Too limiting and too expensive
Orange have been playing with femtocell technology in their labs in Issy Les Moulineaux France for around 2 years but when I went into an Orange shop last month and asked what they were doing about it, I may as well have asked in Martian. The salesman looked at me as if I'd just fallen out of a pram. The manager of the Vodafone shop in the same street knew just what I was talking about and confirmed what I expected. Firstly this device is expensive; secondly it is only for use with a small number of registered handsets; and thirdly, it can only be used on the Vodafone network.
Like many people I live in an area where mobile coverage is a hope for the 23rd century, not a reality in this one. BT are quietly pulling phone boxes out of rural and country areas and apart from landlines, there is no mobile phone coverage in huge swathes of Wales and Scotland.
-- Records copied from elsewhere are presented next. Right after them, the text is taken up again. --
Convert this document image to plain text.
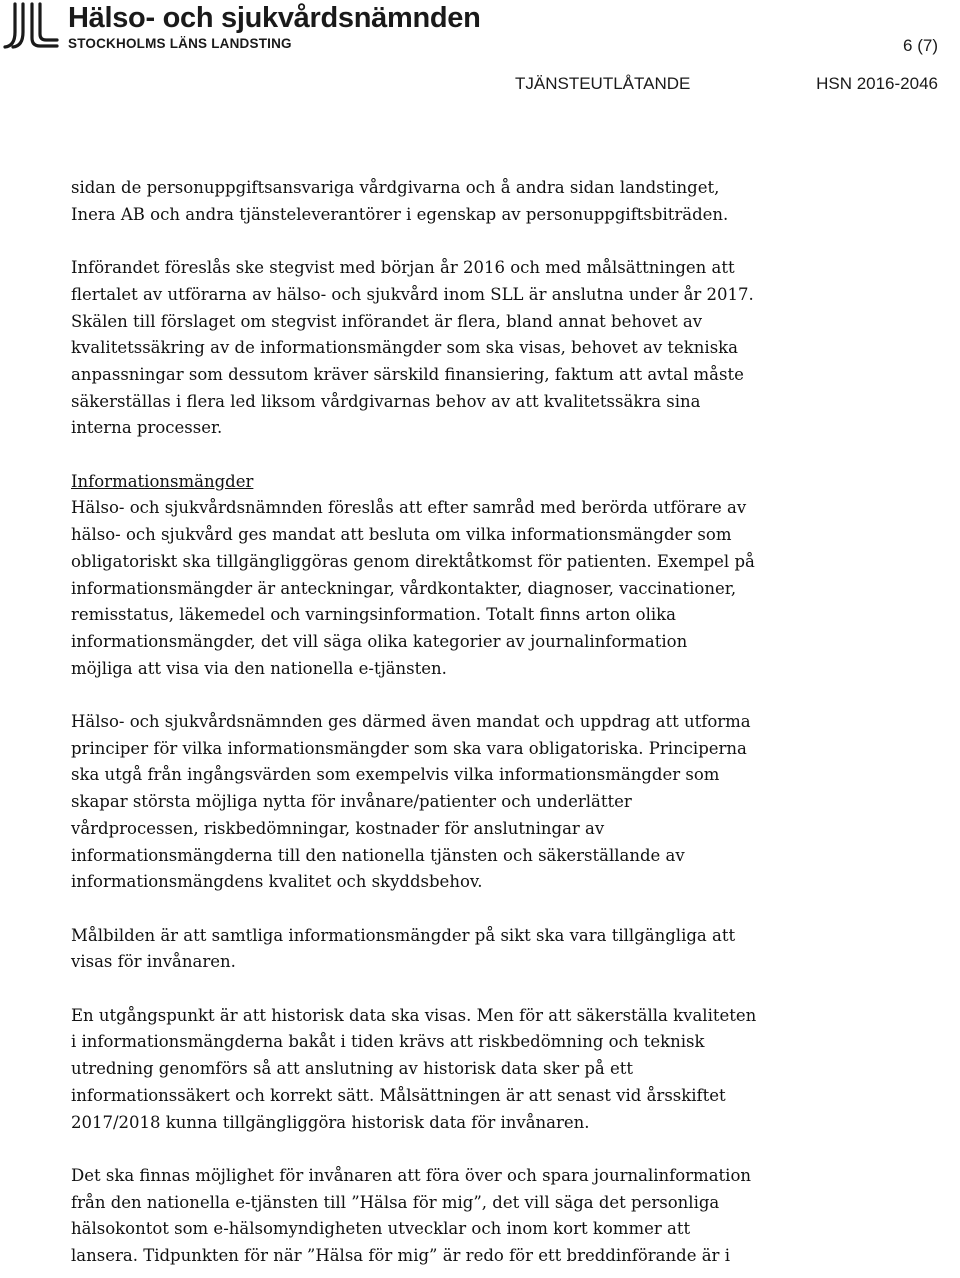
Hälso- och sjukvårdsnämnden
STOCKHOLMS LÄNS LANDSTING	6 (7)
TJÄNSTEUTLÅTANDE	HSN 2016-2046

sidan de personuppgiftsansvariga vårdgivarna och å andra sidan landstinget,
Inera AB och andra tjänsteleverantörer i egenskap av personuppgiftsbiträden.

Införandet föreslås ske stegvist med början år 2016 och med målsättningen att
flertalet av utförarna av hälso- och sjukvård inom SLL är anslutna under år 2017.
Skälen till förslaget om stegvist införandet är flera, bland annat behovet av
kvalitetssäkring av de informationsmängder som ska visas, behovet av tekniska
anpassningar som dessutom kräver särskild finansiering, faktum att avtal måste
säkerställas i flera led liksom vårdgivarnas behov av att kvalitetssäkra sina
interna processer.

Informationsmängder

Hälso- och sjukvårdsnämnden föreslås att efter samråd med berörda utförare av
hälso- och sjukvård ges mandat att besluta om vilka informationsmängder som
obligatoriskt ska tillgängliggöras genom direktåtkomst för patienten. Exempel på
informationsmängder är anteckningar, vårdkontakter, diagnoser, vaccinationer,
remisstatus, läkemedel och varningsinformation. Totalt finns arton olika
informationsmängder, det vill säga olika kategorier av journalinformation
möjliga att visa via den nationella e-tjänsten.

Hälso- och sjukvårdsnämnden ges därmed även mandat och uppdrag att utforma
principer för vilka informationsmängder som ska vara obligatoriska. Principerna
ska utgå från ingångsvärden som exempelvis vilka informationsmängder som
skapar största möjliga nytta för invånare/patienter och underlätter
vårdprocessen, riskbedömningar, kostnader för anslutningar av
informationsmängderna till den nationella tjänsten och säkerställande av
informationsmängdens kvalitet och skyddsbehov.

Målbilden är att samtliga informationsmängder på sikt ska vara tillgängliga att
visas för invånaren.

En utgångspunkt är att historisk data ska visas. Men för att säkerställa kvaliteten
i informationsmängderna bakåt i tiden krävs att riskbedömning och teknisk
utredning genomförs så att anslutning av historisk data sker på ett
informationssäkert och korrekt sätt. Målsättningen är att senast vid årsskiftet
2017/2018 kunna tillgängliggöra historisk data för invånaren.

Det ska finnas möjlighet för invånaren att föra över och spara journalinformation
från den nationella e-tjänsten till ”Hälsa för mig”, det vill säga det personliga
hälsokontot som e-hälsomyndigheten utvecklar och inom kort kommer att
lansera. Tidpunkten för när ”Hälsa för mig” är redo för ett breddinförande är i
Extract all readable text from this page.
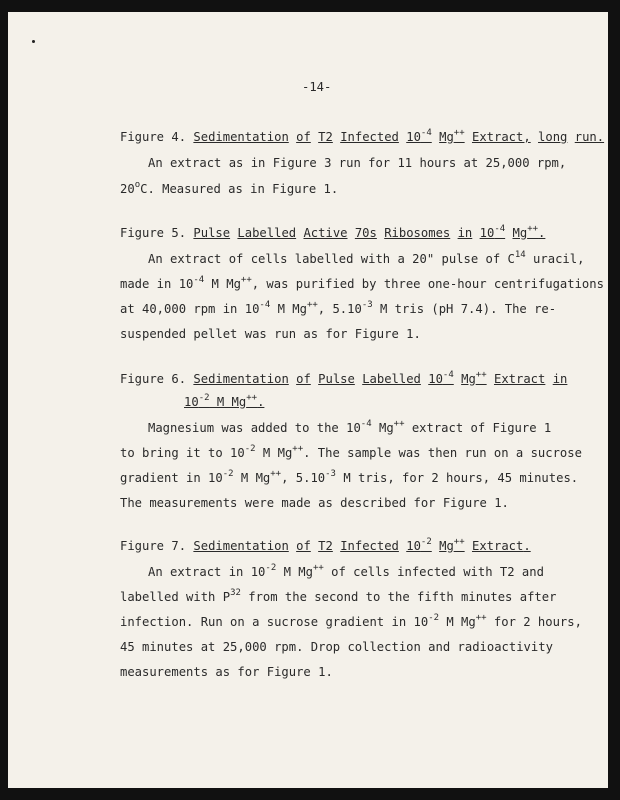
-14-
Figure 4. Sedimentation of T2 Infected $10^{-4}$ Mg++ Extract, long run.
An extract as in Figure 3 run for 11 hours at 25,000 rpm,
20$^o$C. Measured as in Figure 1.
Figure 5. Pulse Labelled Active 70s Ribosomes in $10^{-4}$ Mg++.
An extract of cells labelled with a 20" pulse of $C^{14}$ uracil,
made in $10^{-4}$ M Mg++, was purified by three one-hour centrifugations
at 40,000 rpm in $10^{-4}$ M Mg++, $5.10^{-3}$ M tris (pH 7.4). The re-
suspended pellet was run as for Figure 1.
Figure 6. Sedimentation of Pulse Labelled $10^{-4}$ Mg++ Extract in
$10^{-2}$ M Mg++.
Magnesium was added to the $10^{-4}$ Mg++ extract of Figure 1
to bring it to $10^{-2}$ M Mg++. The sample was then run on a sucrose
gradient in $10^{-2}$ M Mg++, $5.10^{-3}$ M tris, for 2 hours, 45 minutes.
The measurements were made as described for Figure 1.
Figure 7. Sedimentation of T2 Infected $10^{-2}$ Mg++ Extract.
An extract in $10^{-2}$ M Mg++ of cells infected with T2 and
labelled with $P^{32}$ from the second to the fifth minutes after
infection. Run on a sucrose gradient in $10^{-2}$ M Mg++ for 2 hours,
45 minutes at 25,000 rpm. Drop collection and radioactivity
measurements as for Figure 1.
What a great sales opportunity for some enterprising mobile phone operator wouldn't you think?
If Vodafone used their little grey cells as well as their little femtocells, they could install femtocells in lots of currently dead areas - all they need are three things:
A broadband connection of more than 1MB/sec
A power supply
A more open approach to the femtocell client to make them Voda friendly (not just for 4 phones)
These femtocells could be installed in pubs, shops, post offices, just about anywhere - not a complete solution to dead areas, more reminiscent of the old Rabbit system, but it would put Vodafone way ahead of the competiton, at least until they learn to spell the word "femtocell".